Recently, in my home town of Windsor, Ontario, a local woman claimed to possess a statue of the Virgin Mary that wept tears of healing oil. She erected the statue on her front lawn after receiving orders from God to put a shrine there. The entire structure was so massive that it violated community building codes.
People came from all over the city and as far away as Manitoba to see the statue, hoping and praying they might bear witness to a miracle and have their deepest wounds healed. The newspaper showed pictures of gathered throngs praying, crying, and embracing each other as a rather tacky plaster Mary behind a huge sheet of plexiglass looked down upon them. The event struck many as odd, and it struck some other people as downright annoying. Neighbours complained mightily about the increase in traffic, and allegations of a hoax hung heavy in the air.

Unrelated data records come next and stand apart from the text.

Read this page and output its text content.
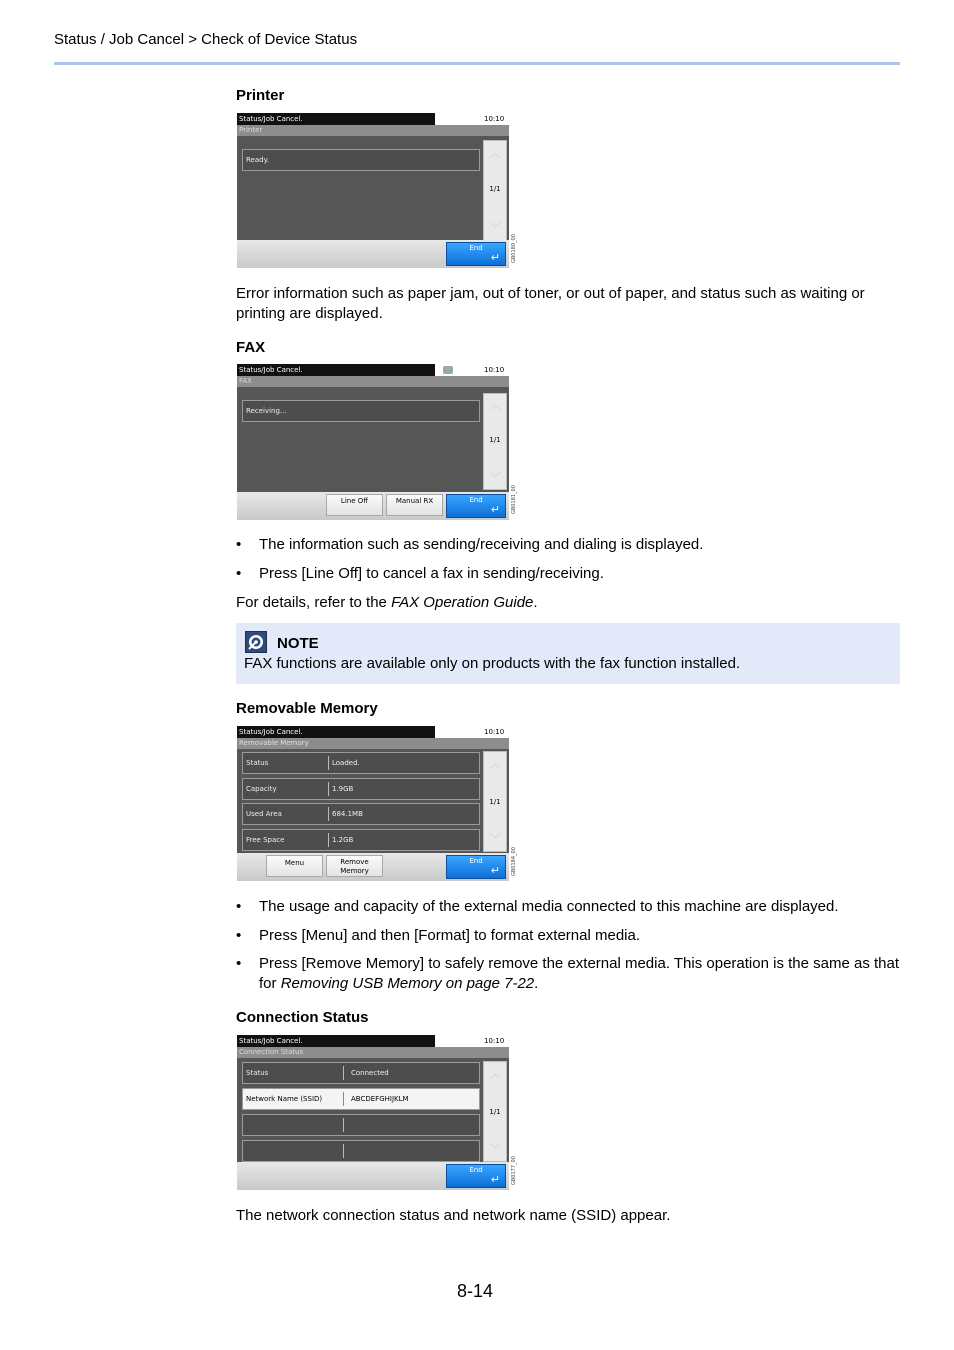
Status / Job Cancel > Check of Device Status
Printer
Status/Job Cancel.	10:10
Printer
Ready.	︿
1/1
﹀
End
↵ GB0180_00
Error information such as paper jam, out of toner, or out of paper, and status such as waiting or printing are displayed.
FAX
Status/Job Cancel.	10:10
FAX
Receiving...	︿
1/1
﹀
Line Off	Manual RX	End
↵ GB0181_00
•	The information such as sending/receiving and dialing is displayed.
•	Press [Line Off] to cancel a fax in sending/receiving.
For details, refer to the FAX Operation Guide.
NOTE
FAX functions are available only on products with the fax function installed.
Removable Memory
Status/Job Cancel.	10:10
Removable Memory
Status	Loaded.
Capacity	1.9GB
Used Area	684.1MB
Free Space	1.2GB
︿
1/1
﹀
Menu	Remove
Memory
End
↵ GB0184_00
•	The usage and capacity of the external media connected to this machine are displayed.
•	Press [Menu] and then [Format] to format external media.
•	Press [Remove Memory] to safely remove the external media. This operation is the same as that for Removing USB Memory on page 7-22.
Connection Status
Status/Job Cancel.	10:10
Connection Status
Status	Connected
Network Name (SSID)	ABCDEFGHIJKLM
︿
1/1
﹀
End
↵ GB0177_00
The network connection status and network name (SSID) appear.
8-14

A weeping statue may not have seemed so unbelievable in more ancient days when small miracles and supernatural events were part of the fabric of daily life. Before the terrier grip of science took hold on the human mind, people sought to explain all of life’s oddities by appealing to gods and demons and supernatural forces. Miracles would have been conspicuous only in their absence in the days when every natural phenomenon was the product of the tenuous relationship between the people and their gods.

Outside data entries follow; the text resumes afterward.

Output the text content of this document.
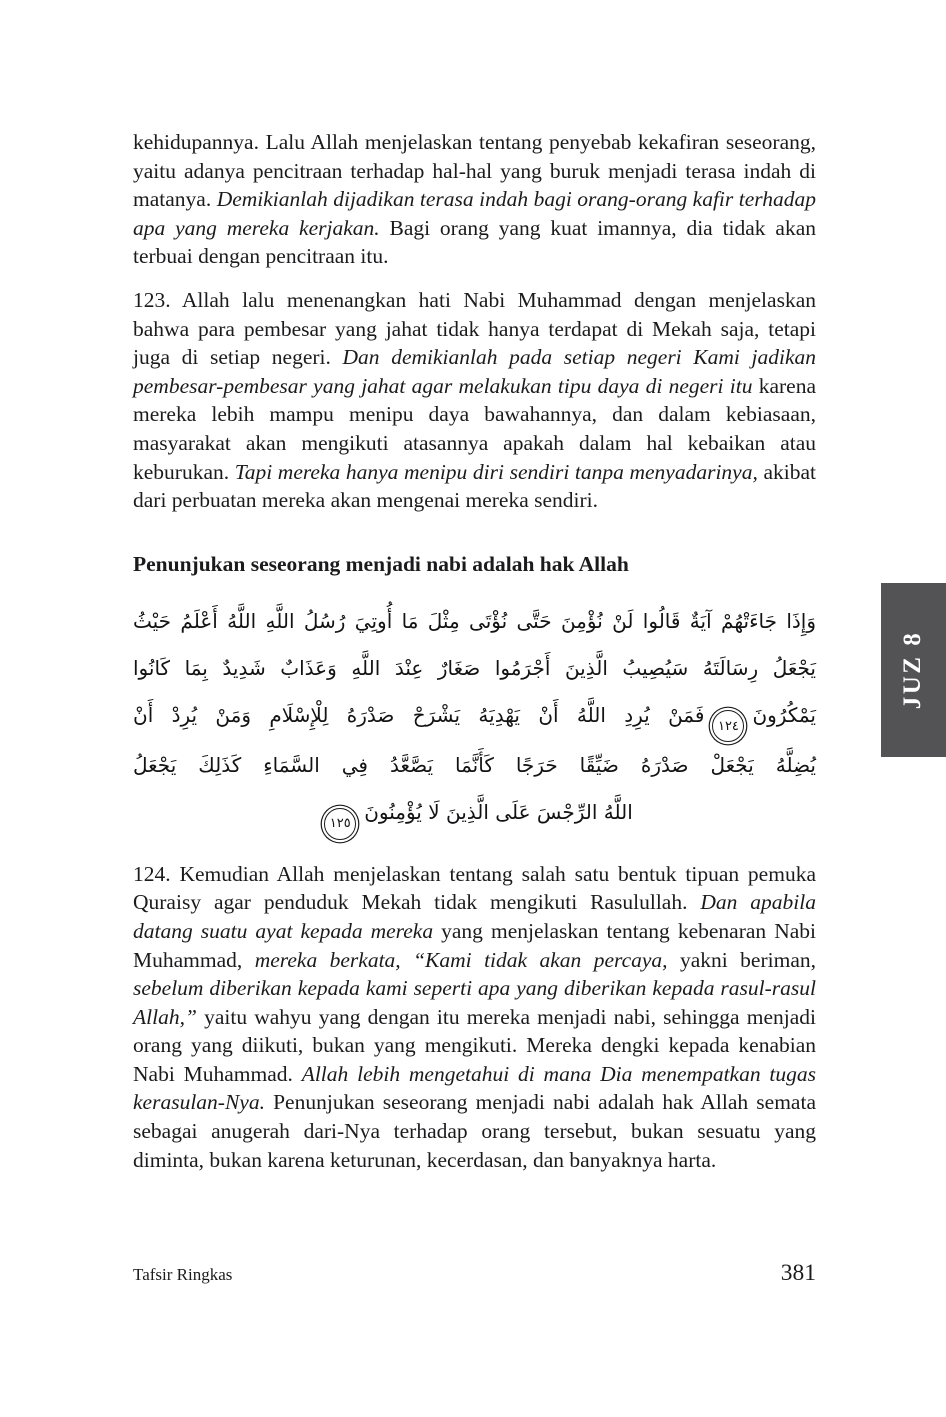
kehidupannya. Lalu Allah menjelaskan tentang penyebab kekafiran seseorang, yaitu adanya pencitraan terhadap hal-hal yang buruk menjadi terasa indah di matanya. Demikianlah dijadikan terasa indah bagi orang-orang kafir terhadap apa yang mereka kerjakan. Bagi orang yang kuat imannya, dia tidak akan terbuai dengan pencitraan itu.

123. Allah lalu menenangkan hati Nabi Muhammad dengan menjelaskan bahwa para pembesar yang jahat tidak hanya terdapat di Mekah saja, tetapi juga di setiap negeri. Dan demikianlah pada setiap negeri Kami jadikan pembesar-pembesar yang jahat agar melakukan tipu daya di negeri itu karena mereka lebih mampu menipu daya bawahannya, dan dalam kebiasaan, masyarakat akan mengikuti atasannya apakah dalam hal kebaikan atau keburukan. Tapi mereka hanya menipu diri sendiri tanpa menyadarinya, akibat dari perbuatan mereka akan mengenai mereka sendiri.

Penunjukan seseorang menjadi nabi adalah hak Allah
وَإِذَا جَاءَتْهُمْ آيَةٌ قَالُوا لَنْ نُؤْمِنَ حَتَّى نُؤْتَى مِثْلَ مَا أُوتِيَ رُسُلُ اللَّهِ اللَّهُ أَعْلَمُ حَيْثُ
يَجْعَلُ رِسَالَتَهُ سَيُصِيبُ الَّذِينَ أَجْرَمُوا صَغَارٌ عِنْدَ اللَّهِ وَعَذَابٌ شَدِيدٌ بِمَا كَانُوا
يَمْكُرُونَ١٢٤فَمَنْ يُرِدِ اللَّهُ أَنْ يَهْدِيَهُ يَشْرَحْ صَدْرَهُ لِلْإِسْلَامِ وَمَنْ يُرِدْ أَنْ
يُضِلَّهُ يَجْعَلْ صَدْرَهُ ضَيِّقًا حَرَجًا كَأَنَّمَا يَصَّعَّدُ فِي السَّمَاءِ كَذَلِكَ يَجْعَلُ
اللَّهُ الرِّجْسَ عَلَى الَّذِينَ لَا يُؤْمِنُونَ١٢٥

124. Kemudian Allah menjelaskan tentang salah satu bentuk tipuan pemuka Quraisy agar penduduk Mekah tidak mengikuti Rasulullah. Dan apabila datang suatu ayat kepada mereka yang menjelaskan tentang kebenaran Nabi Muhammad, mereka berkata, “Kami tidak akan percaya, yakni beriman, sebelum diberikan kepada kami seperti apa yang diberikan kepada rasul-rasul Allah,” yaitu wahyu yang dengan itu mereka menjadi nabi, sehingga menjadi orang yang diikuti, bukan yang mengikuti. Mereka dengki kepada kenabian Nabi Muhammad. Allah lebih mengetahui di mana Dia menempatkan tugas kerasulan-Nya. Penunjukan seseorang menjadi nabi adalah hak Allah semata sebagai anugerah dari-Nya terhadap orang tersebut, bukan sesuatu yang diminta, bukan karena keturunan, kecerdasan, dan banyaknya harta.

Tafsir Ringkas	381
JUZ 8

Today, we live in a world stripped of miracles. It might be argued that we are more rational now. We appeal to evidence-based logic and, while this is often a very good thing, it means that there is less magic, less wonder, and less awe in the world now. We get a tiny window of magical existence when we are children. For children raised in the Christian tradition this is the time when we get to believe in Santa Claus, flying reindeer and the impossible feat of delivering presents to every child in the world in the space of a single night. I believed deeply in Santa Claus when I was a child and I can remember clearly my excitement and joy as I went to sleep every Christmas Eve seeing the air charged with magic and splendour. I was at an age when I could believe without a trace of doubt crossing my mind.
When my parents finally decided I was too old to believe (and since I had not discarded my firm belief on my own) they unraveled the mystery of Santa Claus and shattered the magic. I was probably nine years old and was completely devastated. I remember that moment so clearly as being the very second that magic disappeared from my sense of reality. I have, in some ways, spent the rest of my days trying to recapture the amazement of my younger years, trying to rekindle feelings of unfettered belief in something. I have largely failed but every once in awhile, in moments when fate seems to whisper in my ear and actions lead me to a place that is beautiful yet wholly unexpected, I grasp the jingle-bell feeling of magic that permeates the world.

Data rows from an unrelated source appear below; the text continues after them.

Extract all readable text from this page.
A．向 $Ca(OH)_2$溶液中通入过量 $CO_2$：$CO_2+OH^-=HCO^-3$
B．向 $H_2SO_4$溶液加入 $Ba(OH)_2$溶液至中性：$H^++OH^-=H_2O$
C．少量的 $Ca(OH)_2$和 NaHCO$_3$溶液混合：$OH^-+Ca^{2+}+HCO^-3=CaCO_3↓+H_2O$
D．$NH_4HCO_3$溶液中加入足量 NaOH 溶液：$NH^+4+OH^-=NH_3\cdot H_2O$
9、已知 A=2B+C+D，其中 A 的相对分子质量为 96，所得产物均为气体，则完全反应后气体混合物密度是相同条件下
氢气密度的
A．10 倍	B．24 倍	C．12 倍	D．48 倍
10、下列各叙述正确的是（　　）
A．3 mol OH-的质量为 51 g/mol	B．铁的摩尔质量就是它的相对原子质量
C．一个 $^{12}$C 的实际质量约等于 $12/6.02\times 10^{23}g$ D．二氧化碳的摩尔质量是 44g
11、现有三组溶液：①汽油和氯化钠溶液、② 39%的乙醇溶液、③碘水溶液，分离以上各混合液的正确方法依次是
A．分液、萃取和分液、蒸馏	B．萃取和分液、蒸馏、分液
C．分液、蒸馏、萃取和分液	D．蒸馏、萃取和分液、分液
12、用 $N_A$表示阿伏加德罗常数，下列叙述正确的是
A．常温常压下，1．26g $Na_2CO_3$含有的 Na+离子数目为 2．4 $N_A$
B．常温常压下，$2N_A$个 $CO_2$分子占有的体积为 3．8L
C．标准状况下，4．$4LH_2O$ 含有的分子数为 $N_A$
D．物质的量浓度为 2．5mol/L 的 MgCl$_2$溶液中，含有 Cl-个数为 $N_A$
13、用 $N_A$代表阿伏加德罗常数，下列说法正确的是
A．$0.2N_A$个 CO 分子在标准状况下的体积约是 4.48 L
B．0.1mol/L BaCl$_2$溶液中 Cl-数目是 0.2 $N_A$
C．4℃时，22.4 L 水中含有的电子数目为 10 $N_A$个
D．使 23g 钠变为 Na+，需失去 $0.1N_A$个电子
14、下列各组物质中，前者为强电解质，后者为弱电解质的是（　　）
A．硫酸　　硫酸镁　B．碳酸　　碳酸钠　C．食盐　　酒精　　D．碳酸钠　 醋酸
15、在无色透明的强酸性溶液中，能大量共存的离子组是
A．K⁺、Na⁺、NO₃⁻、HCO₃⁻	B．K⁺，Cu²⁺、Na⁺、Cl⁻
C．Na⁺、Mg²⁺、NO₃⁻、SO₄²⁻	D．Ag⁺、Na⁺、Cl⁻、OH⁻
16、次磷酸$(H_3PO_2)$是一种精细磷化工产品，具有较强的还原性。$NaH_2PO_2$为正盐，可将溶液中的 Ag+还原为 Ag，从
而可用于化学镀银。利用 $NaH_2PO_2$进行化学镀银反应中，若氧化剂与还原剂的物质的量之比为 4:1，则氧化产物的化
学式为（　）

So when I read of the faithful gathering around the statue of Mary on the front lawn of a Windsor, Ontario home, my first instinct was to reject the experience outright — to say “this is a hoax and those who are falling for it are irrational”. But then I think maybe it will do some people good to have some magic to believe in. Maybe magic is good for our souls in the way green vegetables are good for our bodies and puzzles are good for our minds.
We are, perhaps, magic deficient these days, and who am I to judge those who are getting their dose of magic wherever they can — in weeping statues, in serendipitous meetings, or in the glowing faces of children who still have the capacity to believe that Santa Claus can fit down chimneys and deliver joy to all on Christmas morning.